A message sequence chart is an interaction diagram from the SDL family standardized by the International Telecommunication Union. The purpose of recommending MSC is to provide a trace language for the specification and description of the communication behaviour of system components and their environment by means of message interchange. Since in MSCs the communication behaviour is presented in a very intuitive and transparent manner, particularly in the graphical representation, the MSC language is easy to learn, use and interpret. In connection with other languages it can be used to support methodologies for system specification, design, simulation, testing, and documentation.
History
The first version of the MSC standard was released on March 12, 1993. The 1996 version added references, ordering and inliningexpressionsconcepts, and introduced HMSC, which are the way of expressing a sequence of MSCs. The MSC 2000 version added object orientation, refined the use of data and time in diagrams, and added the concept of remote method calls.

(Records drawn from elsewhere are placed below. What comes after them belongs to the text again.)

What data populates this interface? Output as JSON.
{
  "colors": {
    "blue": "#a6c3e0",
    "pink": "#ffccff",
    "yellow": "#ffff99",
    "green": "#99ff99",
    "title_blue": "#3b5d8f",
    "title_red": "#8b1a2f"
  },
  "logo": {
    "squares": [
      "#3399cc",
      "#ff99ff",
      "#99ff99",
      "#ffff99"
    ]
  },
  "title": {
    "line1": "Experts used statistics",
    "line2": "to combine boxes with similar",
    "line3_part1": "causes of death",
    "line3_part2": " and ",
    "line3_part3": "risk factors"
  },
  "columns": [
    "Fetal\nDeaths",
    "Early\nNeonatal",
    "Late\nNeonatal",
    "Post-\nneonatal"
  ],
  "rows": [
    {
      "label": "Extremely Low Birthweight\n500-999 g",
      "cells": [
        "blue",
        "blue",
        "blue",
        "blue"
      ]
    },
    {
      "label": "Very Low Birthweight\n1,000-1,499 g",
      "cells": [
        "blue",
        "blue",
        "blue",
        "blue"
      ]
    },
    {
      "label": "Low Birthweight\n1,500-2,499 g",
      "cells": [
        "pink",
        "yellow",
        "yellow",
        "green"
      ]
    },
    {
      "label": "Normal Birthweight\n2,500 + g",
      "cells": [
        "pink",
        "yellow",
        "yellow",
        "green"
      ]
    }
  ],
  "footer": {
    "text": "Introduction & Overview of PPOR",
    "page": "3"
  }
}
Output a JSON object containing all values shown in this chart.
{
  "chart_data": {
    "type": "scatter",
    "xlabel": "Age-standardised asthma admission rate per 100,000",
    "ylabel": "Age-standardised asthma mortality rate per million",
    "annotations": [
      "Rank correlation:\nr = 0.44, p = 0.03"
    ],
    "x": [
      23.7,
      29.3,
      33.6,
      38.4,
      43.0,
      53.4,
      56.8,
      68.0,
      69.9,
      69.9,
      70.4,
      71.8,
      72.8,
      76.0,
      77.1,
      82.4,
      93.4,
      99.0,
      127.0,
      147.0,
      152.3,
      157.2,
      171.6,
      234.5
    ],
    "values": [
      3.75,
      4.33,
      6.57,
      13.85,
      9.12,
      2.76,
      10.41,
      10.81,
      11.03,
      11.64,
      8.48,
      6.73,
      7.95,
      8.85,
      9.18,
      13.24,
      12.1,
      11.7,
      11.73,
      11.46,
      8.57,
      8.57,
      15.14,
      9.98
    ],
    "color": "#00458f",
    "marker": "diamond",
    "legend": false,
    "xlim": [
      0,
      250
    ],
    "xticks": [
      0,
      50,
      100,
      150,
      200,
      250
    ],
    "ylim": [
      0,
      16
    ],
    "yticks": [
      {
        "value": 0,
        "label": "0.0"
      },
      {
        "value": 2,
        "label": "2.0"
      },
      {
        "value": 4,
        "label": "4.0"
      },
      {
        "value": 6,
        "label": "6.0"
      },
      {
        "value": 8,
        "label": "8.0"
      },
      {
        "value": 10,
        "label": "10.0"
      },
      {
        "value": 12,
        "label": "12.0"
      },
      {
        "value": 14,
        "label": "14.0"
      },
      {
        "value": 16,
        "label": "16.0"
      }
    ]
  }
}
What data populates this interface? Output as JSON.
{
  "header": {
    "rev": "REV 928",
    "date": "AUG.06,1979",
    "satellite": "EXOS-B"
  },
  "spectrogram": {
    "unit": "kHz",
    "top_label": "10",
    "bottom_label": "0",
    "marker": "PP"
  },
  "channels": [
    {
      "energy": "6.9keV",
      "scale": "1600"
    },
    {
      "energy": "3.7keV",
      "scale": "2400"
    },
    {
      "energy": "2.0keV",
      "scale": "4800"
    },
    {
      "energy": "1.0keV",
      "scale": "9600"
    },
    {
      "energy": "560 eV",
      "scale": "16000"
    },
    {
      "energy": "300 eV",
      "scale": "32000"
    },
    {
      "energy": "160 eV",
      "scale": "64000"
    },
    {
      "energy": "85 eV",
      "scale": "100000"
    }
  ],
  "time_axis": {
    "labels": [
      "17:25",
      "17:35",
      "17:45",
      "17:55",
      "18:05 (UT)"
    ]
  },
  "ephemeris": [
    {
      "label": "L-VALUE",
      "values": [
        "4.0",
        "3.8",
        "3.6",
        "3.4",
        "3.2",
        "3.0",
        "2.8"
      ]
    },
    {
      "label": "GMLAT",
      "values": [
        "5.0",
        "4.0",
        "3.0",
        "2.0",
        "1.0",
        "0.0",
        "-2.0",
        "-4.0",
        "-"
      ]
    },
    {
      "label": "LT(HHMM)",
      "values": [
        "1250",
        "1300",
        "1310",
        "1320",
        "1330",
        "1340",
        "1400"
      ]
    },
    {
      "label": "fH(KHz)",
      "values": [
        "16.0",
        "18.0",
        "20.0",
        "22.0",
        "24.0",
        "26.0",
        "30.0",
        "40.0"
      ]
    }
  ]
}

Latest version has been published in February 2011.
Symbols in MSC
The existing symbols are:
MSC head, lifeline, and end: a vertical line with a box at the top, and a box or a cross at the bottom.

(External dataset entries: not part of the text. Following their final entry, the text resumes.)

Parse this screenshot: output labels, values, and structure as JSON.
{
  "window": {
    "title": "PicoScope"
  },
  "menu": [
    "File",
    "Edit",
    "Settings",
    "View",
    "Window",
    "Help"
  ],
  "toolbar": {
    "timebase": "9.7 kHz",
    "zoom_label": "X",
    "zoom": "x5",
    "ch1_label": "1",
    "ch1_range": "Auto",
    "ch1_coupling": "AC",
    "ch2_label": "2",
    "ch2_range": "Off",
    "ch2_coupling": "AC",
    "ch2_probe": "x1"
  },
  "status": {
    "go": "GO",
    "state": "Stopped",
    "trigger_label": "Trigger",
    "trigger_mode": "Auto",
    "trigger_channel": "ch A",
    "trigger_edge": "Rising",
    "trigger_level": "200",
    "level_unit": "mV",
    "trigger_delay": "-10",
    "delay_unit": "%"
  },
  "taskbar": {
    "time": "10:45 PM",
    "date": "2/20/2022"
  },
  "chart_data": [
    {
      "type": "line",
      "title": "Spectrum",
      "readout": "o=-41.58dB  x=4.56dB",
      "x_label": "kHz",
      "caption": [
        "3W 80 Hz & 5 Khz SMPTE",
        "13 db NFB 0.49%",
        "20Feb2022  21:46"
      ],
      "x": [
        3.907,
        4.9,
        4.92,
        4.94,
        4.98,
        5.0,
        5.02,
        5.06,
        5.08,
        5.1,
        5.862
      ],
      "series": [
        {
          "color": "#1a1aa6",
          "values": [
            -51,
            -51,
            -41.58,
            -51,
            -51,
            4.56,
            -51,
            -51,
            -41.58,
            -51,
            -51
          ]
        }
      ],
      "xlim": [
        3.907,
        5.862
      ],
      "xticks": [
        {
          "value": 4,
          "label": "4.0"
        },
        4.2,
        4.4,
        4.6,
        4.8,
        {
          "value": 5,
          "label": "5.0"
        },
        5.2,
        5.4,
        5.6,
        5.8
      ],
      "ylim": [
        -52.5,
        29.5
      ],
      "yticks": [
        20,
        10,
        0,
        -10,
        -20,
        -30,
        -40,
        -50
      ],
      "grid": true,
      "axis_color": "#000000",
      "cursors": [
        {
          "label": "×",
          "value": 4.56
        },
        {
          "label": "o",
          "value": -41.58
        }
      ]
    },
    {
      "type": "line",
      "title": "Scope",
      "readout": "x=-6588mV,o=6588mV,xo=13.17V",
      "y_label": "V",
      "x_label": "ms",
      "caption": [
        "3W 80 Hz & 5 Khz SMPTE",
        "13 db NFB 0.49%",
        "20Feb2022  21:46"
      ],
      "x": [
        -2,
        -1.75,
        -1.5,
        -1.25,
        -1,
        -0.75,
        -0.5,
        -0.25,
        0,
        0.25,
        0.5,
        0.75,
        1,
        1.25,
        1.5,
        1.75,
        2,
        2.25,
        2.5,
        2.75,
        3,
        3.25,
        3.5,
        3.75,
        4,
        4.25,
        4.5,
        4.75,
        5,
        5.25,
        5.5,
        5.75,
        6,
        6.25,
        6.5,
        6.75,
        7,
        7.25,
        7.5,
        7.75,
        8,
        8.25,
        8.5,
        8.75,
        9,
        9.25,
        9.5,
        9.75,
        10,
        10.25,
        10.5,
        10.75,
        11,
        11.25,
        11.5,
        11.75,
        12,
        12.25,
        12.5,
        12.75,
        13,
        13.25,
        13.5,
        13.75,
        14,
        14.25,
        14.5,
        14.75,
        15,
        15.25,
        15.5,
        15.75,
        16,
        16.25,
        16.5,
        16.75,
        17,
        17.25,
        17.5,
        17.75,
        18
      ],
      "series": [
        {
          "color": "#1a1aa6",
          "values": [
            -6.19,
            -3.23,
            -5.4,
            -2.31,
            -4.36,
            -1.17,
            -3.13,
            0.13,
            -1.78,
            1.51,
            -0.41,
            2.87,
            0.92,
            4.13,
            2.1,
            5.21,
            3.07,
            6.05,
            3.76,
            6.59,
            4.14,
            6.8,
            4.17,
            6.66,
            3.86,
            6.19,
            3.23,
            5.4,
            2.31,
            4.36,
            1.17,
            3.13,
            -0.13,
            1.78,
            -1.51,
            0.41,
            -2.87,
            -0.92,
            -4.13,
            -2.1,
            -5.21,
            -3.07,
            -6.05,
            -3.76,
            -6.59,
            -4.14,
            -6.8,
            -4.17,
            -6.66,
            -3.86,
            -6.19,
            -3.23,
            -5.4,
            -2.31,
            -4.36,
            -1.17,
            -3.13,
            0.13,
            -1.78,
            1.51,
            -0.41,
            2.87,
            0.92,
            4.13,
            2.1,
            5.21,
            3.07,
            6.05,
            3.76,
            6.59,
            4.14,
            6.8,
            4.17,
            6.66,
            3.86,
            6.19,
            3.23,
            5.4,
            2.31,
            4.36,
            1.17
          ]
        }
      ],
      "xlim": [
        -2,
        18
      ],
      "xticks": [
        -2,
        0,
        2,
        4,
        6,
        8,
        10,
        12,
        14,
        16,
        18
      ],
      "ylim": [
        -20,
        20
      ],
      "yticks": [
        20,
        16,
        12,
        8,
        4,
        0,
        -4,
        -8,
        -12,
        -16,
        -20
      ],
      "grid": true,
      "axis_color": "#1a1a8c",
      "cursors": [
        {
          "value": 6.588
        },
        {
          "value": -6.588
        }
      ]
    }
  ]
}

Instance creation: horizontal dashed arrow to the newly created instance.
Message exchange: horizontal arrow.
Control flow: horizontal arrow with the 'call' prefix, dashed arrow for reply symbol, method and suspension symbols in between.
Timers: start, cancel, time out.
Time interval: relative and absolute with a dashed vertical arrow.
Conditions: usually used to represent a state of the underlying state machine.
Data concept: The user can use any data concept, if binding is undefined the default data concept is the one from SDL as defined in Z.121 recommendation.
Coregion: a double dashed instance line to describe unordered events.
It has been said that MSC has been considered as a candidate for the interaction diagrams in UML. However, proponents of MSC such as Ericsson think that MSC is better than UML 2.0 for modelling large or complex systems.
Live Sequence Charts
suggested that MSC had shortcomings such as:
MSC propose a weak partial ordering semantics that makes it impossible to capture some behavioral requirements,
The relationship between the MSC requirements and the executable specification is not clear,
and proposed Live Sequence Charts as an extension on the MSC standard.